クレイズはツマリのその時の行動を思ったのか、少し呆れたように笑った。

「ええ。それで、そこに居た家畜に襲われそうだったんですけど……。僕がその時に、ツマリを庇って守った傷だったんです」
「なるほど、名誉の負傷、ということか」
「ええ。……僕の亡くなった両親は、それはもう褒めてくれました。……『よく、私たちの大切な妹を守ってくれた』『さすが、ツマリの兄だ』って……。」
「なに?」

その発言を聞いて、クレイズはガタリ、と席を立つ。

「どうしました、クレイズさん?」
「あ……いや、何でもない……」

そう口では答えるが、内心ではクレイズはその発言に不可解な点を感じていた。

(その反応、おかしくないか? 妹を守るためとはいえ、話を聴く限りアダンに非はない。だとしたら、怪我をしたら、原因になった妹を叱るか、自身を責めるものじゃないか……? しかも『私の息子』ではなく『ツマリの兄』……?)

そう思いながら、アダンはいぶしがむ。

(そう言えば、アダンのツマリへの自己犠牲の精神は、やや逸脱している……。なるほど……無意識のうちに、ツマリを守ることが自身の生きる理由として、親に刷り込まれたのか……)

クレイズは思わずアダンに尋ねた。

「一つ聞きたいが……。君は、両親のことをどう思う?」
「え? 勿論大好きでした。……ツマリのことをいつも愛してくれましたし……」
「……そうか……」
その発言に、半ば同情を込めた思いをアダンに感じた。

(まさか、アダンは養子なのか? ツマリの護衛兼エナジードレイン要因として貧困家庭から子どもを買い取る……あり得ない話ではないが……いや、そのことを尋ねるのはよそう……)

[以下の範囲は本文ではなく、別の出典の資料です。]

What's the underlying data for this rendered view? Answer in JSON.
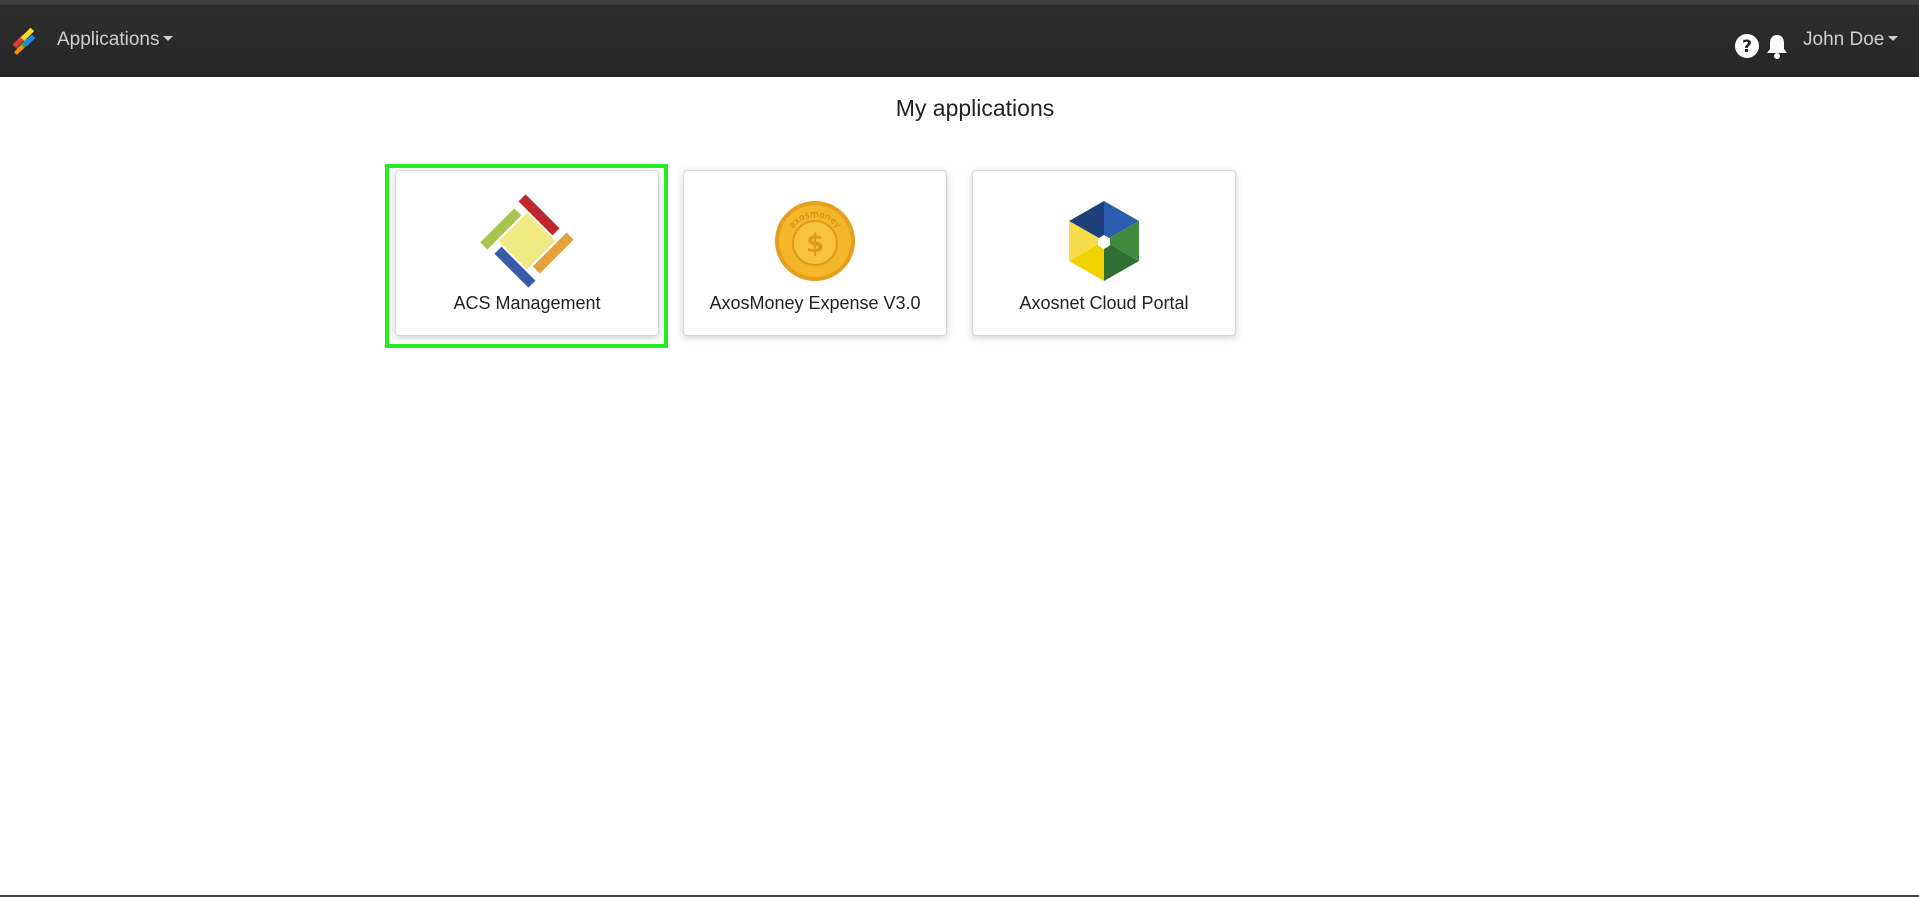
{
  "navbar": {
    "apps_menu_label": "Applications",
    "user_name": "John Doe",
    "help_icon": "help-icon",
    "notifications_icon": "bell-icon",
    "logo_icon": "app-logo-icon"
  },
  "main": {
    "title": "My applications",
    "apps": [
      {
        "label": "ACS Management",
        "icon": "acs-management-icon"
      },
      {
        "label": "AxosMoney Expense V3.0",
        "icon": "axosmoney-coin-icon",
        "icon_text": "axosmoney"
      },
      {
        "label": "Axosnet Cloud Portal",
        "icon": "cloud-portal-cube-icon"
      }
    ]
  },
  "colors": {
    "navbar_bg": "#262626",
    "highlight": "#22ee22",
    "card_border": "#d9d9d9"
  }
}
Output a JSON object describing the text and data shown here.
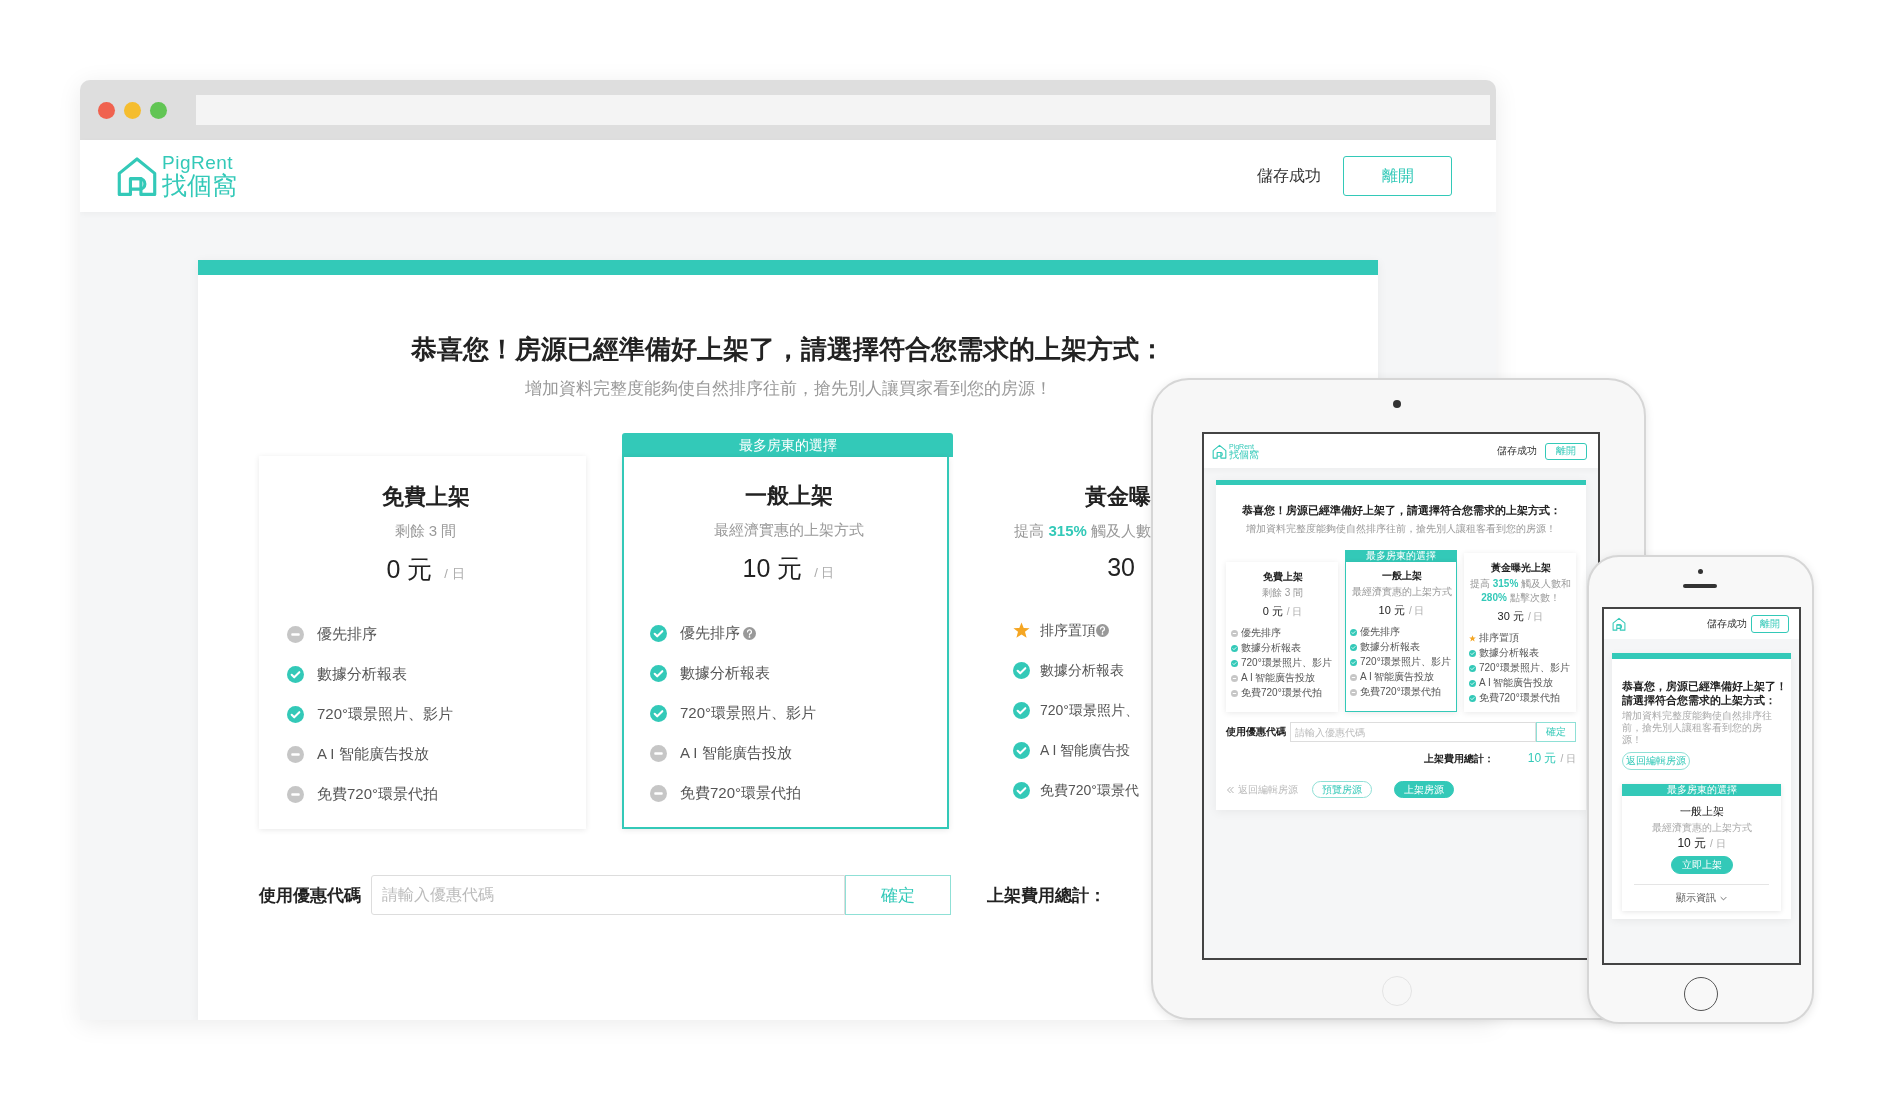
{
  "desktop": {
    "header": {
      "logo_name": "PigRent",
      "logo_tagline": "找個窩",
      "status": "儲存成功",
      "leave_button": "離開"
    },
    "title": "恭喜您！房源已經準備好上架了，請選擇符合您需求的上架方式：",
    "subtitle": "增加資料完整度能夠使自然排序往前，搶先別人讓買家看到您的房源！",
    "plans": [
      {
        "name": "免費上架",
        "note": [
          {
            "text": "剩餘 3 間",
            "highlight": false
          }
        ],
        "price": "0",
        "currency": "元",
        "per": "/ 日",
        "selected": false,
        "features": [
          {
            "label": "優先排序",
            "kind": "excluded",
            "help": false
          },
          {
            "label": "數據分析報表",
            "kind": "check",
            "help": false
          },
          {
            "label": "720°環景照片、影片",
            "kind": "check",
            "help": false
          },
          {
            "label": "A I 智能廣告投放",
            "kind": "excluded",
            "help": false
          },
          {
            "label": "免費720°環景代拍",
            "kind": "excluded",
            "help": false
          }
        ]
      },
      {
        "badge": "最多房東的選擇",
        "name": "一般上架",
        "note": [
          {
            "text": "最經濟實惠的上架方式",
            "highlight": false
          }
        ],
        "price": "10",
        "currency": "元",
        "per": "/ 日",
        "selected": true,
        "features": [
          {
            "label": "優先排序",
            "kind": "check",
            "help": true
          },
          {
            "label": "數據分析報表",
            "kind": "check",
            "help": false
          },
          {
            "label": "720°環景照片、影片",
            "kind": "check",
            "help": false
          },
          {
            "label": "A I 智能廣告投放",
            "kind": "excluded",
            "help": false
          },
          {
            "label": "免費720°環景代拍",
            "kind": "excluded",
            "help": false
          }
        ]
      },
      {
        "name": "黃金曝",
        "note": [
          {
            "text": "提高 ",
            "highlight": false
          },
          {
            "text": "315%",
            "highlight": true
          },
          {
            "text": " 觸及人數",
            "highlight": false
          }
        ],
        "price": "30",
        "selected": false,
        "features": [
          {
            "label": "排序置頂",
            "kind": "star",
            "help": true
          },
          {
            "label": "數據分析報表",
            "kind": "check",
            "help": false
          },
          {
            "label": "720°環景照片、",
            "kind": "check",
            "help": false
          },
          {
            "label": "A I 智能廣告投",
            "kind": "check",
            "help": false
          },
          {
            "label": "免費720°環景代",
            "kind": "check",
            "help": false
          }
        ]
      }
    ],
    "coupon": {
      "label": "使用優惠代碼",
      "placeholder": "請輸入優惠代碼",
      "button": "確定"
    },
    "total": {
      "label": "上架費用總計："
    }
  },
  "tablet": {
    "header": {
      "logo_name": "PigRent",
      "logo_tagline": "找個窩",
      "status": "儲存成功",
      "leave_button": "離開"
    },
    "title": "恭喜您！房源已經準備好上架了，請選擇符合您需求的上架方式：",
    "subtitle": "增加資料完整度能夠使自然排序往前，搶先別人讓租客看到您的房源！",
    "plans": [
      {
        "name": "免費上架",
        "note": [
          {
            "text": "剩餘 3 間",
            "highlight": false
          }
        ],
        "price": "0",
        "currency": "元",
        "per": "/ 日",
        "selected": false,
        "features": [
          {
            "label": "優先排序",
            "kind": "excluded",
            "help": false
          },
          {
            "label": "數據分析報表",
            "kind": "check",
            "help": false
          },
          {
            "label": "720°環景照片、影片",
            "kind": "check",
            "help": false
          },
          {
            "label": "A I 智能廣告投放",
            "kind": "excluded",
            "help": false
          },
          {
            "label": "免費720°環景代拍",
            "kind": "excluded",
            "help": false
          }
        ]
      },
      {
        "badge": "最多房東的選擇",
        "name": "一般上架",
        "note": [
          {
            "text": "最經濟實惠的上架方式",
            "highlight": false
          }
        ],
        "price": "10",
        "currency": "元",
        "per": "/ 日",
        "selected": true,
        "features": [
          {
            "label": "優先排序",
            "kind": "check",
            "help": false
          },
          {
            "label": "數據分析報表",
            "kind": "check",
            "help": false
          },
          {
            "label": "720°環景照片、影片",
            "kind": "check",
            "help": false
          },
          {
            "label": "A I 智能廣告投放",
            "kind": "excluded",
            "help": false
          },
          {
            "label": "免費720°環景代拍",
            "kind": "excluded",
            "help": false
          }
        ]
      },
      {
        "name": "黃金曝光上架",
        "note": [
          {
            "text": "提高 ",
            "highlight": false
          },
          {
            "text": "315%",
            "highlight": true
          },
          {
            "text": " 觸及人數和 ",
            "highlight": false
          },
          {
            "text": "280%",
            "highlight": true
          },
          {
            "text": " 點擊次數！",
            "highlight": false
          }
        ],
        "price": "30",
        "currency": "元",
        "per": "/ 日",
        "selected": false,
        "features": [
          {
            "label": "排序置頂",
            "kind": "star",
            "help": false
          },
          {
            "label": "數據分析報表",
            "kind": "check",
            "help": false
          },
          {
            "label": "720°環景照片、影片",
            "kind": "check",
            "help": false
          },
          {
            "label": "A I 智能廣告投放",
            "kind": "check",
            "help": false
          },
          {
            "label": "免費720°環景代拍",
            "kind": "check",
            "help": false
          }
        ]
      }
    ],
    "coupon": {
      "label": "使用優惠代碼",
      "placeholder": "請輸入優惠代碼",
      "button": "確定"
    },
    "total": {
      "label": "上架費用總計：",
      "value": "10",
      "currency": "元",
      "per": "/ 日"
    },
    "back_link": "返回編輯房源",
    "preview_button": "預覽房源",
    "publish_button": "上架房源"
  },
  "phone": {
    "header": {
      "status": "儲存成功",
      "leave_button": "離開"
    },
    "title_lines": [
      "恭喜您，房源已經準備好上架了！",
      "請選擇符合您需求的上架方式："
    ],
    "subtitle": "增加資料完整度能夠使自然排序往前，搶先別人讓租客看到您的房源！",
    "back_button": "返回編輯房源",
    "plan": {
      "badge": "最多房東的選擇",
      "name": "一般上架",
      "note": "最經濟實惠的上架方式",
      "price": "10",
      "currency": "元",
      "per": "/ 日",
      "action": "立即上架",
      "more": "顯示資訊"
    }
  }
}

証拠もない思い込みをうかつに口にするほどクレイズは愚かではない。
その疑問をそっと自身の心の奥底にしまい込んだ。

「それと、その時に両親は、この指輪もくれたんですよ」

そう言って、アダンは茶色の宝石が付いた高価そうな指輪を見せた。
クレイズは美術品の類についてはかなりの審美眼がある。その目から見ても、極めて値打ちのあるものだとわかる。

「ほう……。これは凄い品だな……」
「ええ。もしも大切な人に告白されたら……。その指輪を渡せ、って言われています」
「なるほど。つまり婚約指輪のようなものか」
「……ツマリがお金に困ったら、売っても良いと言われていますけどね。幸い、売るほど困窮することはありませんでしたが……」
「ええこれは僕の宝物です」

そう言うと、大事そうに財布の中にしまった。

「さて……。では、続きを始めよう。私も、君のようなライバルがいて幸せだな」
「そんな……けど、僕はもう……」
「剣が振れなくても、魔法が使えなくても……。君のその心意気は、私にとっては脅威だからな。……さすがにまだ、そこでは負けたくないんでね」

そう少し悲しそうに答えると、クレイズは再度本を開く。

「ありがとうございます……。あの、クレイズさん……もし、僕に何かあった時には、ツマリを……」
「じゃあ次の問題だ。余計な口は叩くものじゃないぞ?」
「え? ……はい……」

その有無を言わせない態度に、アダンは気を引き締め直し、本を手に取った。